Chapter 11. Describing System-Level Parallelism
In the preceding chapters, we have focused primarily on the creation of individual processes and described how these processes may be optimized for performance using techniques such as array splitting, loop pipelining, and loop unrolling. We have also seen how additional processes may be used for the purpose of testing by creating both desktop and embedded software test benches that interact with Impulse C hardware processes during simulation or during actual operation within an FPGA.
In this chapter, we will return to the topic of communicating processes and show how the use of system-level parallelism can improve throughput for many types of applications. Applications designed in this way might reside entirely in hardware, as a collection of hardware processes communicating via streams that are implemented as FIFOs, or they might involve a combination of hardware processes that communicate with one or more software processes residing on an embedded or discrete microprocessor. Furthermore, these multiple, independent processes may reside on a single FPGA or be spread across multiple FPGAs to form a larger parallel computing grid.
When designing for system-level parallelism, it is important to create processes that can operate in parallel or in a pipelined sequence to take full advantage of the available hardware resources.
The example we will use for this purpose is an image-processing filter. This filter accepts a stream of pixels (which are assumed to be 24-bit RGB values) and performs an edge-detection operation, streaming the resulting modified pixel values to the output.
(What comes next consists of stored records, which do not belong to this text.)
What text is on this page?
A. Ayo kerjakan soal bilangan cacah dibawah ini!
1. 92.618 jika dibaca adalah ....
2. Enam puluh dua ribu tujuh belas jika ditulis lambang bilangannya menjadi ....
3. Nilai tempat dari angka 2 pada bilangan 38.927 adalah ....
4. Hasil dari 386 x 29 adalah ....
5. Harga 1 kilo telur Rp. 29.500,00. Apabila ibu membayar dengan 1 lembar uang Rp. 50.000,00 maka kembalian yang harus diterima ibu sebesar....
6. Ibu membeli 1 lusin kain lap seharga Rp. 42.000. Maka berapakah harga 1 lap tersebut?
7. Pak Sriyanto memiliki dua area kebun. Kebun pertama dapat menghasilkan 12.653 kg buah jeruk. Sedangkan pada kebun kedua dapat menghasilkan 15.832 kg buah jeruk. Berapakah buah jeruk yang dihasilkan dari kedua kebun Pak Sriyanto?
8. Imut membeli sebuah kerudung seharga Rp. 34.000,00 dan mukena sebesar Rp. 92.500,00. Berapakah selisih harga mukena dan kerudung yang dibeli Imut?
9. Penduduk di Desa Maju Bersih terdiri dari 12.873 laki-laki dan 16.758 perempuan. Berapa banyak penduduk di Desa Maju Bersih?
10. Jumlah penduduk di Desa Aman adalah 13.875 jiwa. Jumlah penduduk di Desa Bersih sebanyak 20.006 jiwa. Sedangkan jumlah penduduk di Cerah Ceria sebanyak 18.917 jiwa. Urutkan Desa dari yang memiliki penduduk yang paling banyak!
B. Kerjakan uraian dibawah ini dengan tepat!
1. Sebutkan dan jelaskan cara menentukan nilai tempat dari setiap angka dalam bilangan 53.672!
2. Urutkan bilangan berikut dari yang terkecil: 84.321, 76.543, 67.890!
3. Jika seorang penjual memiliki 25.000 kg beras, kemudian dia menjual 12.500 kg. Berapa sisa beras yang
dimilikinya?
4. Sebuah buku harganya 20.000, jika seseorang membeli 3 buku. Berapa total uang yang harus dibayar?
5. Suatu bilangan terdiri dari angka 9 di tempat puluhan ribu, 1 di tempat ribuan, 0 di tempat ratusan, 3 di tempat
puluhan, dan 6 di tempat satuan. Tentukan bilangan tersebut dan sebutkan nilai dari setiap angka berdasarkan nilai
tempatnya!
Many similar image filters may be created using the methods described in this example. The general method of creating multiple parallel instances of hardware processes can be used for a wide variety of applications. We'll present three different ways of implementing this image filter, each of which demonstrates different aspects of system-level parallelism. In the latter half of this chapter, we will take one version of the image filter example all the way to hardware, using an Altera FPGA-based prototyping board.